Accouchement à domicile : la Cour européenne des droits de l’homme donne une nouvelle fois raison à l’Etat tchèque

Photo illustrative: kc7fys, CC BY-SA 2.0

C’est une affaire qui traînait en longueur depuis plusieurs années et à laquelle la Cour européenne des droits de l’homme a mis un point final à Strasbourg, ce mardi.

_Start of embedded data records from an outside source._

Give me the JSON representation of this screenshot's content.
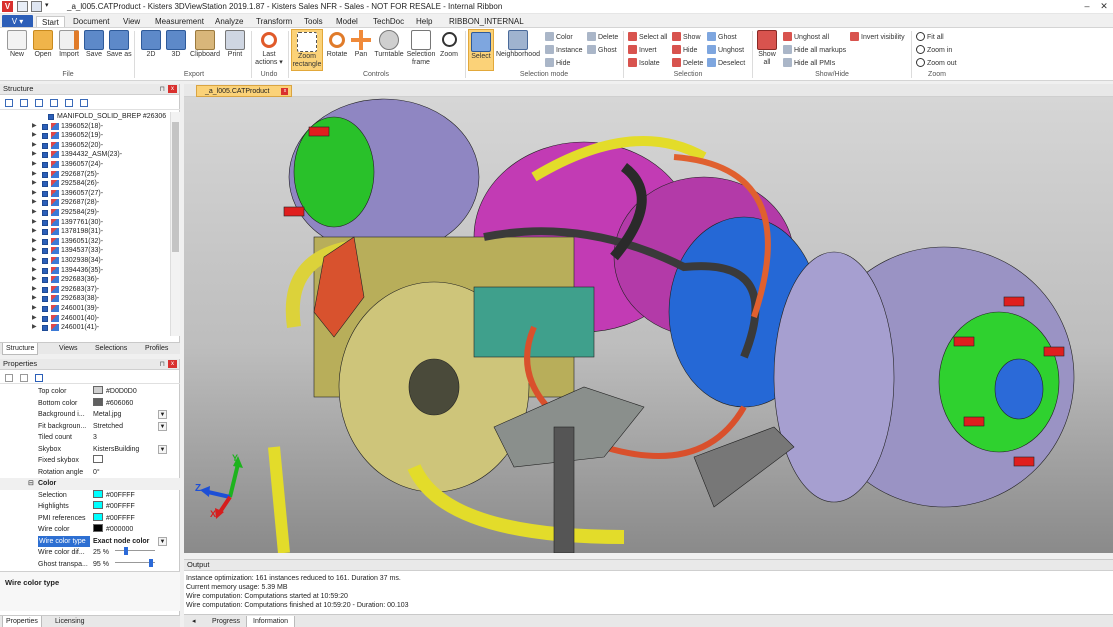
{
  "window": {
    "title": "_a_l005.CATProduct - Kisters 3DViewStation 2019.1.87 - Kisters Sales NFR - Sales - NOT FOR RESALE - Internal Ribbon",
    "min": "–",
    "close": "✕"
  },
  "menu": {
    "file_label": "V ▾",
    "tabs": [
      "Start",
      "Document",
      "View",
      "Measurement",
      "Analyze",
      "Transform",
      "Tools",
      "Model",
      "TechDoc",
      "Help",
      "RIBBON_INTERNAL"
    ],
    "active_tab": "Start"
  },
  "ribbon": {
    "file": {
      "new": "New",
      "open": "Open",
      "import": "Import",
      "save": "Save",
      "save_as": "Save as",
      "group": "File"
    },
    "export": {
      "e2d": "2D",
      "e3d": "3D",
      "clipboard": "Clipboard",
      "print": "Print",
      "group": "Export"
    },
    "undo": {
      "last_actions": "Last actions ▾",
      "group": "Undo"
    },
    "controls": {
      "zoom_rect": "Zoom rectangle",
      "rotate": "Rotate",
      "pan": "Pan",
      "turntable": "Turntable",
      "selection_frame": "Selection frame",
      "zoom": "Zoom",
      "group": "Controls"
    },
    "selmode": {
      "select": "Select",
      "neighborhood": "Neighborhood",
      "color": "Color",
      "instance": "Instance",
      "hide": "Hide",
      "delete": "Delete",
      "ghost": "Ghost",
      "group": "Selection mode"
    },
    "selection": {
      "select_all": "Select all",
      "invert": "Invert",
      "isolate": "Isolate",
      "show": "Show",
      "hide": "Hide",
      "delete": "Delete",
      "ghost": "Ghost",
      "unghost": "Unghost",
      "deselect": "Deselect",
      "group": "Selection"
    },
    "showhide": {
      "show_all": "Show all",
      "unghost_all": "Unghost all",
      "hide_all_markups": "Hide all markups",
      "hide_all_pmis": "Hide all PMIs",
      "invert_visibility": "Invert visibility",
      "group": "Show/Hide"
    },
    "zoomgrp": {
      "fit_all": "Fit all",
      "zoom_in": "Zoom in",
      "zoom_out": "Zoom out",
      "group": "Zoom"
    }
  },
  "structure": {
    "title": "Structure",
    "pin": "⊓",
    "x": "x",
    "root": "MANIFOLD_SOLID_BREP #26306",
    "items": [
      "1396052(18)-",
      "1396052(19)-",
      "1396052(20)-",
      "1394432_ASM(23)-",
      "1396057(24)-",
      "292687(25)-",
      "292584(26)-",
      "1396057(27)-",
      "292687(28)-",
      "292584(29)-",
      "1397761(30)-",
      "1378198(31)-",
      "1396051(32)-",
      "1394537(33)-",
      "1302938(34)-",
      "1394436(35)-",
      "292683(36)-",
      "292683(37)-",
      "292683(38)-",
      "246001(39)-",
      "246001(40)-",
      "246001(41)-"
    ],
    "bottom_tabs": [
      "Structure",
      "Views",
      "Selections",
      "Profiles"
    ]
  },
  "properties": {
    "title": "Properties",
    "rows": [
      {
        "key": "Top color",
        "value": "#D0D0D0",
        "swatch": "#d0d0d0"
      },
      {
        "key": "Bottom color",
        "value": "#606060",
        "swatch": "#606060"
      },
      {
        "key": "Background i...",
        "value": "Metal.jpg",
        "dd": true
      },
      {
        "key": "Fit backgroun...",
        "value": "Stretched",
        "dd": true
      },
      {
        "key": "Tiled count",
        "value": "3"
      },
      {
        "key": "Skybox",
        "value": "KistersBuilding",
        "dd": true
      },
      {
        "key": "Fixed skybox",
        "value": "",
        "check": true
      },
      {
        "key": "Rotation angle",
        "value": "0°"
      }
    ],
    "section_color": "Color",
    "color_rows": [
      {
        "key": "Selection",
        "value": "#00FFFF",
        "swatch": "#00ffff"
      },
      {
        "key": "Highlights",
        "value": "#00FFFF",
        "swatch": "#00ffff"
      },
      {
        "key": "PMI references",
        "value": "#00FFFF",
        "swatch": "#00ffff"
      },
      {
        "key": "Wire color",
        "value": "#000000",
        "swatch": "#000000"
      },
      {
        "key": "Wire color type",
        "value": "Exact node color",
        "dd": true,
        "sel": true
      },
      {
        "key": "Wire color dif...",
        "value": "25 %",
        "slider": 0.25
      },
      {
        "key": "Ghost transpa...",
        "value": "95 %",
        "slider": 0.95
      }
    ],
    "description_title": "Wire color type",
    "bottom_tabs": [
      "Properties",
      "Licensing"
    ]
  },
  "document": {
    "tab": "_a_l005.CATProduct"
  },
  "output": {
    "title": "Output",
    "lines": [
      "Instance optimization: 161 instances reduced to 161. Duration 37 ms.",
      "Current memory usage: 5.39 MB",
      "Wire computation: Computations started at 10:59:20",
      "Wire computation: Computations finished at 10:59:20 - Duration: 00.103"
    ],
    "tabs": [
      "Progress",
      "Information"
    ]
  },
  "axis": {
    "x": "X",
    "y": "Y",
    "z": "Z"
  },
  "colors": {
    "accent": "#2c5eb8",
    "zoom_highlight": "#fbd278",
    "selected_row": "#2d6fd2"
  }
}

Dans un arrêt dit Grande Chambre, autrement dit définitif, la Cour a rejeté la requête de deux mères tchèques qui avaient porté plainte contre l’Etat tchèque en raison de l’impossibilité, selon la législation tchèque, de se faire assister par une sage-femme lors d’un accouchement à domicile.

Photo illustrative: kc7fys,  CC BY-SA 2.0
« La Cour a estimé que l’interdiction qui était faite aux professionnels de la santé d’aider les femmes à accoucher à domicile n’était pas contraire à la Convention européenne des droits de l’homme et qu’il y n’y avait donc pas de violation de ce traité. »

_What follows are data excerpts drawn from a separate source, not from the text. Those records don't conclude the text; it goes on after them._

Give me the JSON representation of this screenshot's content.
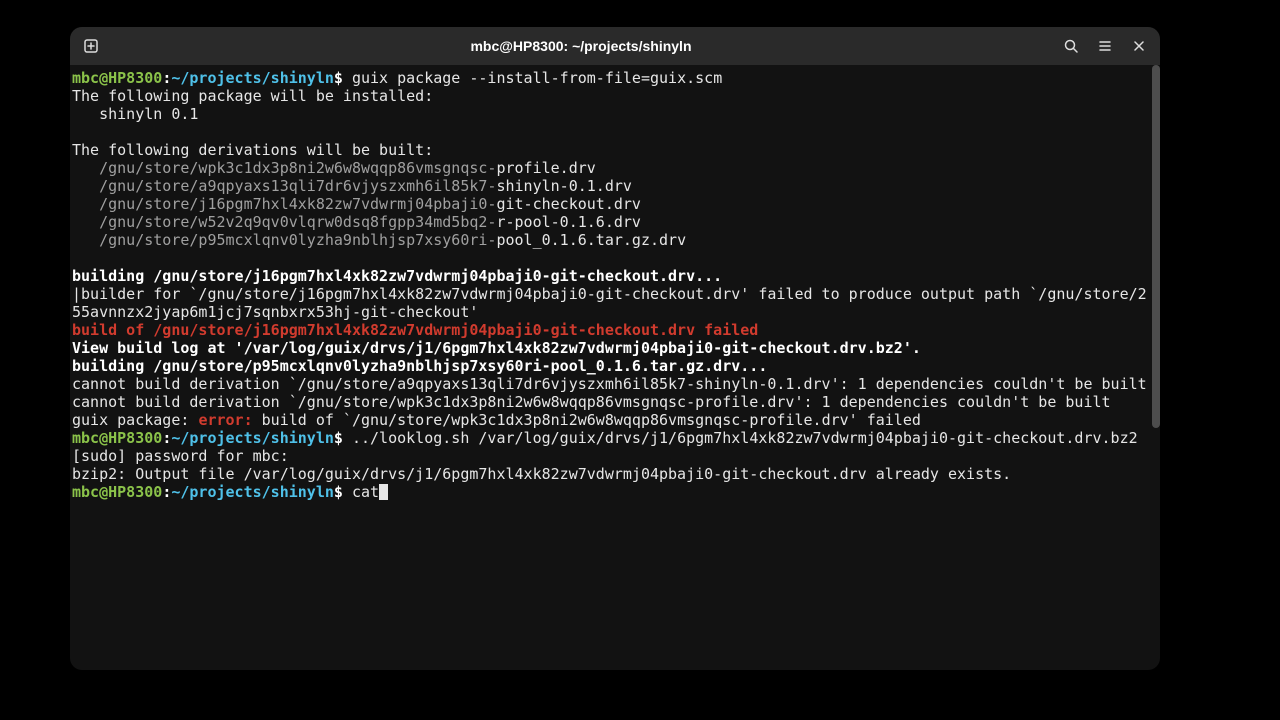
{
  "title": "mbc@HP8300: ~/projects/shinyln",
  "prompt": {
    "userhost": "mbc@HP8300",
    "colon": ":",
    "path": "~/projects/shinyln",
    "sigil": "$"
  },
  "cmd1": "guix package --install-from-file=guix.scm",
  "install_header": "The following package will be installed:",
  "install_pkg": "   shinyln 0.1",
  "deriv_header": "The following derivations will be built:",
  "deriv_rows": [
    {
      "hash": "   /gnu/store/wpk3c1dx3p8ni2w6w8wqqp86vmsgnqsc-",
      "name": "profile.drv"
    },
    {
      "hash": "   /gnu/store/a9qpyaxs13qli7dr6vjyszxmh6il85k7-",
      "name": "shinyln-0.1.drv"
    },
    {
      "hash": "   /gnu/store/j16pgm7hxl4xk82zw7vdwrmj04pbaji0-",
      "name": "git-checkout.drv"
    },
    {
      "hash": "   /gnu/store/w52v2q9qv0vlqrw0dsq8fgpp34md5bq2-",
      "name": "r-pool-0.1.6.drv"
    },
    {
      "hash": "   /gnu/store/p95mcxlqnv0lyzha9nblhjsp7xsy60ri-",
      "name": "pool_0.1.6.tar.gz.drv"
    }
  ],
  "build1": "building /gnu/store/j16pgm7hxl4xk82zw7vdwrmj04pbaji0-git-checkout.drv...",
  "builder_fail1": "|builder for `/gnu/store/j16pgm7hxl4xk82zw7vdwrmj04pbaji0-git-checkout.drv' failed to produce output path `/gnu/store/2",
  "builder_fail2": "55avnnzx2jyap6m1jcj7sqnbxrx53hj-git-checkout'",
  "build_failed_red": "build of /gnu/store/j16pgm7hxl4xk82zw7vdwrmj04pbaji0-git-checkout.drv failed",
  "viewlog": "View build log at '/var/log/guix/drvs/j1/6pgm7hxl4xk82zw7vdwrmj04pbaji0-git-checkout.drv.bz2'.",
  "build2": "building /gnu/store/p95mcxlqnv0lyzha9nblhjsp7xsy60ri-pool_0.1.6.tar.gz.drv...",
  "cannot1": "cannot build derivation `/gnu/store/a9qpyaxs13qli7dr6vjyszxmh6il85k7-shinyln-0.1.drv': 1 dependencies couldn't be built",
  "cannot2": "cannot build derivation `/gnu/store/wpk3c1dx3p8ni2w6w8wqqp86vmsgnqsc-profile.drv': 1 dependencies couldn't be built",
  "guix_pkg_err_pre": "guix package: ",
  "guix_pkg_err_tag": "error:",
  "guix_pkg_err_post": " build of `/gnu/store/wpk3c1dx3p8ni2w6w8wqqp86vmsgnqsc-profile.drv' failed",
  "cmd2": "../looklog.sh /var/log/guix/drvs/j1/6pgm7hxl4xk82zw7vdwrmj04pbaji0-git-checkout.drv.bz2",
  "sudo_prompt": "[sudo] password for mbc:",
  "bzip2_line": "bzip2: Output file /var/log/guix/drvs/j1/6pgm7hxl4xk82zw7vdwrmj04pbaji0-git-checkout.drv already exists.",
  "cmd3": "cat"
}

Lors du premier arrêt rendu en décembre 2014, Patrik Tituin, responsable alors du service de presse de la Cour européenne des droits de l’homme, avait expliqué à Radio Prague pourquoi celle-ci avait donné raison à l’Etat tchèque en parvenant à la conclusion que l’article 8, relatif au respect de la vie privée et familiale, n’avait pas été violé.

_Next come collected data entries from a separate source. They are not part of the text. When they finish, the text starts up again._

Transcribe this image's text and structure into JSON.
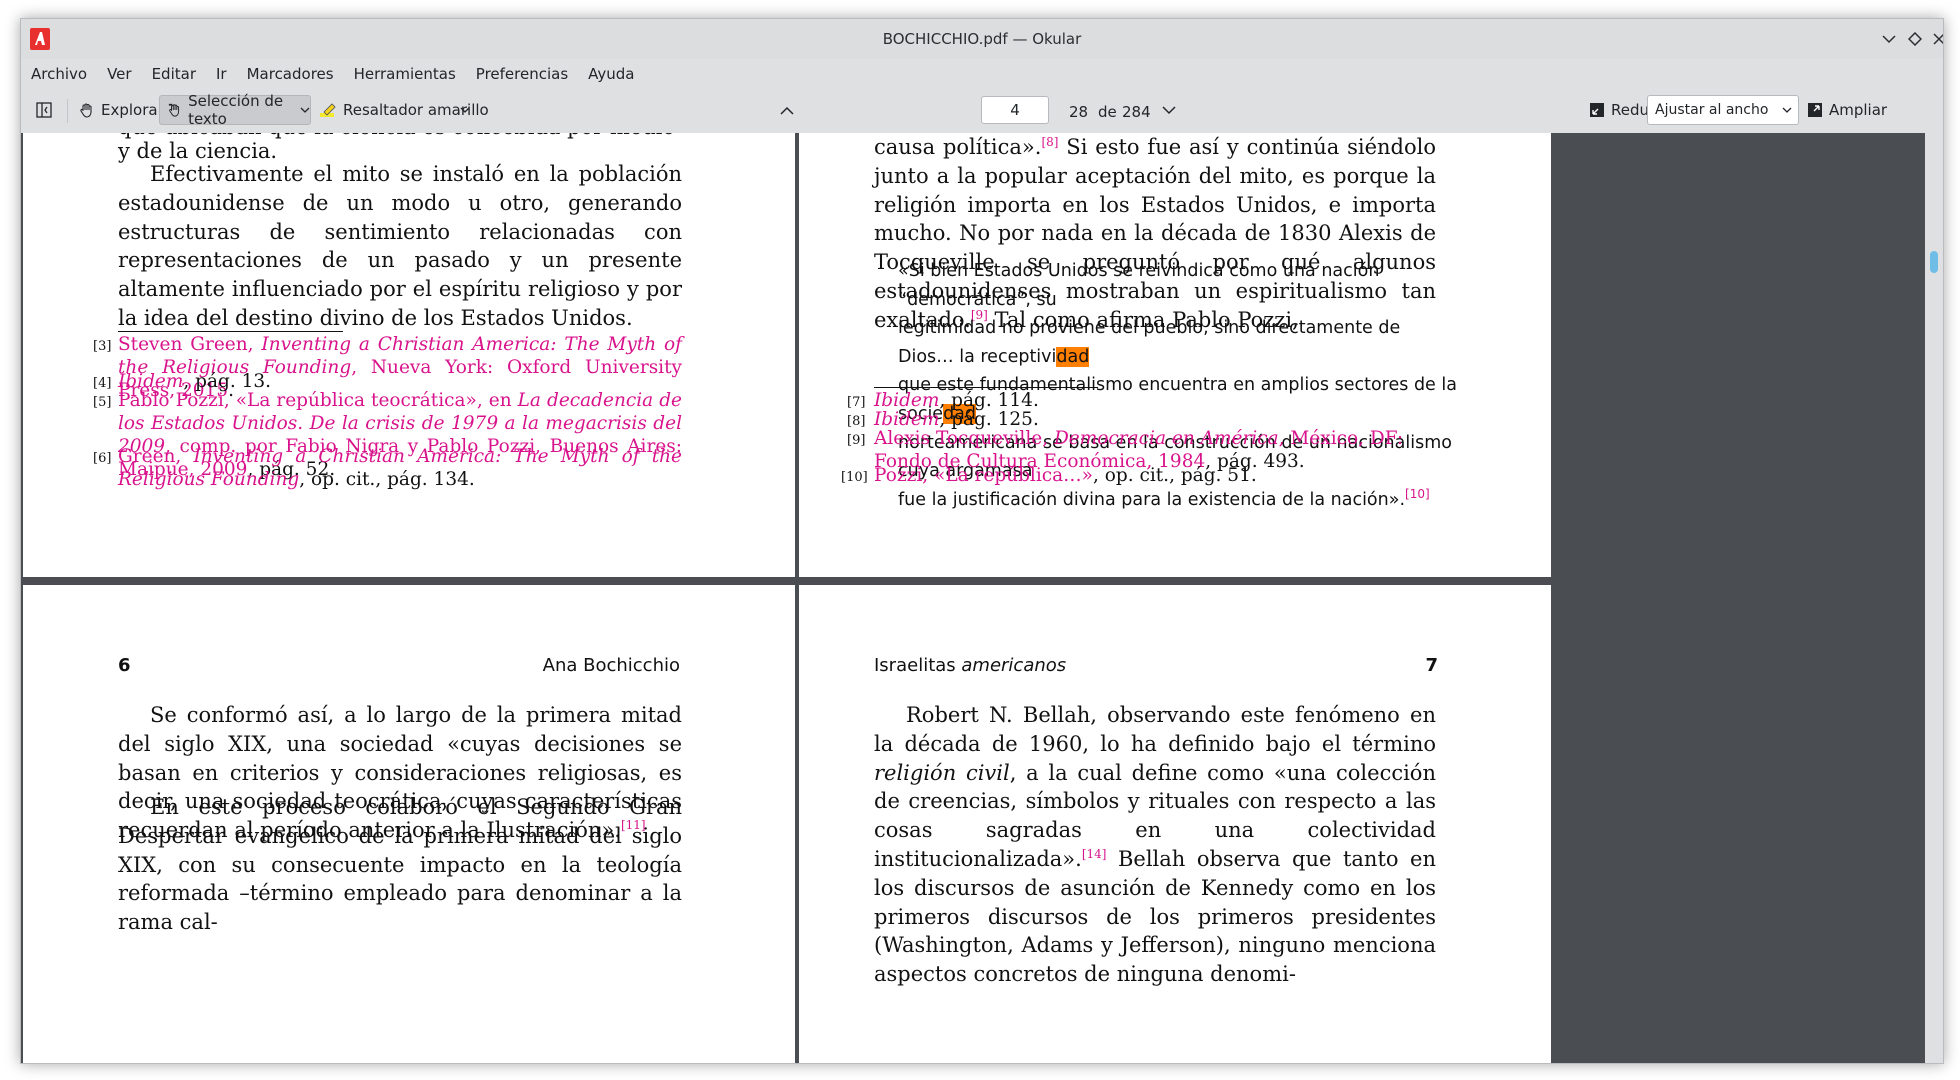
{
  "window": {
    "title": "BOCHICCHIO.pdf — Okular"
  },
  "menu": [
    "Archivo",
    "Ver",
    "Editar",
    "Ir",
    "Marcadores",
    "Herramientas",
    "Preferencias",
    "Ayuda"
  ],
  "toolbar": {
    "browse_label": "Explorar",
    "text_selection_label": "Selección de texto",
    "highlighter_label": "Resaltador amarillo",
    "page_current": "4",
    "page_number_label": "28",
    "of_label": "de",
    "page_total": "284",
    "zoom_out_label": "Reducir",
    "zoom_mode": "Ajustar al ancho",
    "zoom_in_label": "Ampliar"
  },
  "page_left_top": {
    "para_cut": "que ubicaban que la ciencia es concebida por medio de la razón",
    "para_end": "y de la ciencia.",
    "para": "Efectivamente el mito se instaló en la población estadounidense de un modo u otro, generando estructuras de sentimiento relacionadas con representaciones de un pasado y un presente altamente influenciado por el espíritu religioso y por la idea del destino divino de los Estados Unidos.",
    "footnotes": [
      {
        "num": "[3]",
        "link": "Steven Green, ",
        "italic": "Inventing a Christian America: The Myth of the Religious Founding",
        "link2": ", Nueva York: Oxford University Press, 2015",
        "rest": "."
      },
      {
        "num": "[4]",
        "italic": "Ibidem",
        "rest": ", pág. 13."
      },
      {
        "num": "[5]",
        "link": "Pablo Pozzi, «La república teocrática», en ",
        "italic": "La decadencia de los Estados Unidos. De la crisis de 1979 a la megacrisis del 2009",
        "link2": ", comp. por Fabio Nigra y Pablo Pozzi, Buenos Aires: Maipue, 2009",
        "rest": ", pág. 52."
      },
      {
        "num": "[6]",
        "link": "Green, ",
        "italic": "Inventing a Christian America: The Myth of the Religious Founding",
        "rest": ", op. cit., pág. 134."
      }
    ]
  },
  "page_right_top": {
    "para_a": "causa política».",
    "sup_8": "[8]",
    "para_b": " Si esto fue así y continúa siéndolo junto a la popular aceptación del mito, es porque la religión importa en los Estados Unidos, e importa mucho. No por nada en la década de 1830 Alexis de Tocqueville se preguntó por qué algunos estadounidenses mostraban un espiritualismo tan exaltado.",
    "sup_9": "[9]",
    "para_c": " Tal como afirma Pablo Pozzi,",
    "quote_l1": "«Si bien Estados Unidos se reivindica como una nación “democrática”, su",
    "quote_l2a": "legitimidad no proviene del pueblo, sino directamente de Dios… la receptivi",
    "quote_l2b": "dad",
    "quote_l3a": "que este fundamentalismo encuentra en amplios sectores de la socie",
    "quote_l3b": "dad",
    "quote_l4": "norteamericana se basa en la construcción de un nacionalismo cuya argamasa",
    "quote_l5": "fue la justificación divina para la existencia de la nación».",
    "sup_10": "[10]",
    "footnotes": [
      {
        "num": "[7]",
        "italic": "Ibidem",
        "rest": ", pág. 114."
      },
      {
        "num": "[8]",
        "italic": "Ibidem",
        "rest": ", pág. 125."
      },
      {
        "num": "[9]",
        "link": "Alexis Tocqueville, ",
        "italic": "Democracia en América",
        "link2": ", México, DF: Fondo de Cultura Económica, 1984",
        "rest": ", pág. 493."
      },
      {
        "num": "[10]",
        "link": "Pozzi, «La república…»",
        "rest": ", op. cit., pág. 51."
      }
    ]
  },
  "page_6": {
    "page_number": "6",
    "running_head": "Ana Bochicchio",
    "para1a": "Se conformó así, a lo largo de la primera mitad del siglo XIX, una sociedad «cuyas decisiones se basan en criterios y consideraciones religiosas, es decir, una sociedad teocrática, cuyas características recuerdan al período anterior a la Ilustración».",
    "sup_11": "[11]",
    "para2": "En este proceso colaboró el Segundo Gran Despertar evangélico de la primera mitad del siglo XIX, con su consecuente impacto en la teología reformada –término empleado para denominar a la rama cal-"
  },
  "page_7": {
    "page_number": "7",
    "running_head_a": "Israelitas ",
    "running_head_b": "americanos",
    "para_a": "Robert N. Bellah, observando este fenómeno en la década de 1960, lo ha definido bajo el término ",
    "para_italic": "religión civil",
    "para_b": ", a la cual define como «una colección de creencias, símbolos y rituales con respecto a las cosas sagradas en una colectividad institucionalizada».",
    "sup_14": "[14]",
    "para_c": " Bellah observa que tanto en los discursos de asunción de Kennedy como en los primeros discursos de los primeros presidentes (Washington, Adams y Jefferson), ninguno menciona aspectos concretos de ninguna denomi-"
  },
  "colors": {
    "link": "#d8138c",
    "highlight": "#ff7f00",
    "canvas": "#4a4d52",
    "accent": "#3daee9"
  }
}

Pour rappel, l’affaire en question concerne deux femmes tchèques, Šárka Dubská et Alexandra Krejzová, qui ont été contraintes, il y a quelques années de cela, d’accoucher à l’hôpital pour bénéficier de l’aide d’une sage-femme, alors qu’elles souhaitaient accoucher à domicile. En effet, la législation tchèque ne permet pas ce type d’accouchement et les sages-femmes ne peuvent prêter leur concours que dans des lieux dotés du matériel requis par la loi, autrement dit à l’hôpital.

Ce mardi, la Cour a donc confirmé le premier arrêt rendu, et ce à une large majorité de douze voix contre cinq. Paradoxalement, la Cour estime pourtant qu’il y a bien eu une ingérence de l’Etat dans l’exercice du droit des deux femmes au respect de leur vie privée et familiale, comme l’a confirmé leur avocate Adéla Hořejší :

« Sur le fond, la Cour donne raison aux plaignantes. Elle a cependant refusé d’intervenir dans la souveraineté de l’Etat dans ce domaine précis tout en appelant la République tchèque à procéder à des modifications dans sa législation relative à l’obstétrique. »

Comme l’avait précisé Patrick Titiun en 2014, l’ingérence de l’Etat tchèque dans l’exercice du droit des deux femmes se justifierait par la marge de manœuvre dont dispose chaque Etat pour protéger la santé publique :

« Quand la Cour européenne des droits de l’homme estime que les Etats ont une large marge d’appréciation, cela signifie que les différents Etats-membres du Conseil de l’Europe, qui n’ont pas de consensus sur une question précise comme celle de l’accouchement à domicile, peuvent adopter la législation qu’ils souhaitent dans un domaine spécifique. »

La Cour européenne des droits de l’homme,  photo: Rh-67,  CC BY-SA 3.0
Plus concrètement, selon le communiqué de presse publié par la Cour, si « depuis 2014, le gouvernement [tchèque] a pris des initiatives en vue d’améliorer la situation dans les maternités locales, notamment en créant un comité gouvernemental d’experts dans les domaines de l’obstétrique, du métier de sage-femme et des droits connexes des femmes, la Cour invite les autorités tchèques à poursuivre leurs progrès en assurant un suivi constant des dispositions juridiques concernant l’accouchement à domicile, de manière à veiller à ce qu’elles reflètent les avancées médicales et scientifiques tout en respectant pleinement les droits des femmes en matière de santé génésique. »

L’arrêt rendu ce mardi a été bien accueilli par le ministère de la santé. Toutefois, son porte-parole, Ladislav Šticha, affirme que le ministère est bien conscient que la situation se doit d’être améliorée en République tchèque, ne serait-ce que pour éviter de nouvelles plaintes :

« La Cour a évalué de façon critique certains aspects de l’obstétrique en République tchèque. Nous allons donc étudier très attentivement le contenu du jugement qui a été rendu et réfléchir aux mesures qu’il conviendrait d’adopter à l’avenir. »

Si elle a donc donné raison pour cette fois à la République tchèque, la Cour européenne des droits de l’homme attend désormais d’elle en retour qu’elle fasse évoluer elle-même sa législation de façon à ne plus entraver le droit des femmes à pouvoir choisir le lieu et le mode de leur accouchement.